Sunday, September 6, 2009

State Pols Using Campaign Funds for Almost Anything They Want

From gothamist.com by Billy Parker:
How much do our elected officials in Albany get by on their salaries as legislators and how much of their regular expenditures come from campaign money raised for nonexistent election battles? The Daily News has an extensive piece today investigating just what state senators and assemblymen are using their campaign funds for—all within the scope of the law.

Campaign money is not supposed to be used for personal funds, but the last time a politician was nailed for violating that by the Board of Elections was 2005 when Brooklyn Assemblyman Clarence Norman cashed a $5,000 check made out to his campaign. A spokesman for the Board admits that they don't have the manpower to look into the over $6 million a year that comes into the campaigns run by members of the Senate and Assembly. Blair Horner of the NY Public Interest Research Group calls the law "too vague" and "a joke" and tells the paper, "The vast majority have no serious opposition. The vast majority of the money comes from interest groups. So what you have is Albany's lobbying elite subsidizing the lifestyle of elected officials."

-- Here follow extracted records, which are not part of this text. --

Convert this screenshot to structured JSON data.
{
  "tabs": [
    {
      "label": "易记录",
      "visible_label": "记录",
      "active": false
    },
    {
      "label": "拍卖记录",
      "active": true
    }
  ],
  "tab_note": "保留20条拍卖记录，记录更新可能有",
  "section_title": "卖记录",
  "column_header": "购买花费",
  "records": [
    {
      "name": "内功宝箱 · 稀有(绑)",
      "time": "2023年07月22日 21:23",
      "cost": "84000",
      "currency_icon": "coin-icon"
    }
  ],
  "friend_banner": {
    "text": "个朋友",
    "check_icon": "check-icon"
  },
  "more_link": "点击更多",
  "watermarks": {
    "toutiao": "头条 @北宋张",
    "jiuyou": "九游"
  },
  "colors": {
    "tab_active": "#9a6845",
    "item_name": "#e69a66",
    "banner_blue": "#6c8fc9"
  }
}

Among the campaign expenditures the News uncovered in combing through over $19 million in contributions were:

  • Senate President Malcolm Smith—$1,241 at Pamper Me, a St. Albans spa on gift certificates for staff and supporters (a spokesperson denied Smith used any himself)
  • Senate Majority Leader John Sampson—$17,554 on three separate lines with bills running about $600 a month over the past two years (his treasurer said he has a "bad habit" of losing phones)
  • Senator Martin Golden—$134,090 on his family's Bay Ridge catering hall, used for official luncheons and service projects, such as giving flu shots to senior citizens
  • Senator Jeff Klein of the Bronx—$32,000 on food in the last two years (a staffer said, "He enjoys good food. He likes to eat well.")
  • Assemblyman Adam Clayton Powell IV of Harlem—$30,000 in meals, gas, stamps, tolls, parking and worldwide travel, uncluding thousands on a trip to Ireland ("to familiarize himself with Irish constituents")
  • Brooklyn Assemblyman Alec Brook-Krasny—$1,000 on small purchases in various European cities
  • Bronx Assemblyman Peter Rivera—$54,000 on his final year of Mercedes payments until upgrading to an Audi and continuing to use campaign funds to pay for that in 2007
When asked to discuss campaign financing by the News, Assemblyman Powell offered to take the reporter out to lunch on his campaign's dime and acknowledged he took staff out to eat all the time. Powell said, "It could be KFC, it could be a five-star restaurant. I'll take them out to lunch because I'm going to get reimbursed anyway." NYPIRG's Horner conclusion on the finance laws: "Enforcement is nonexistent. It's a disgrace."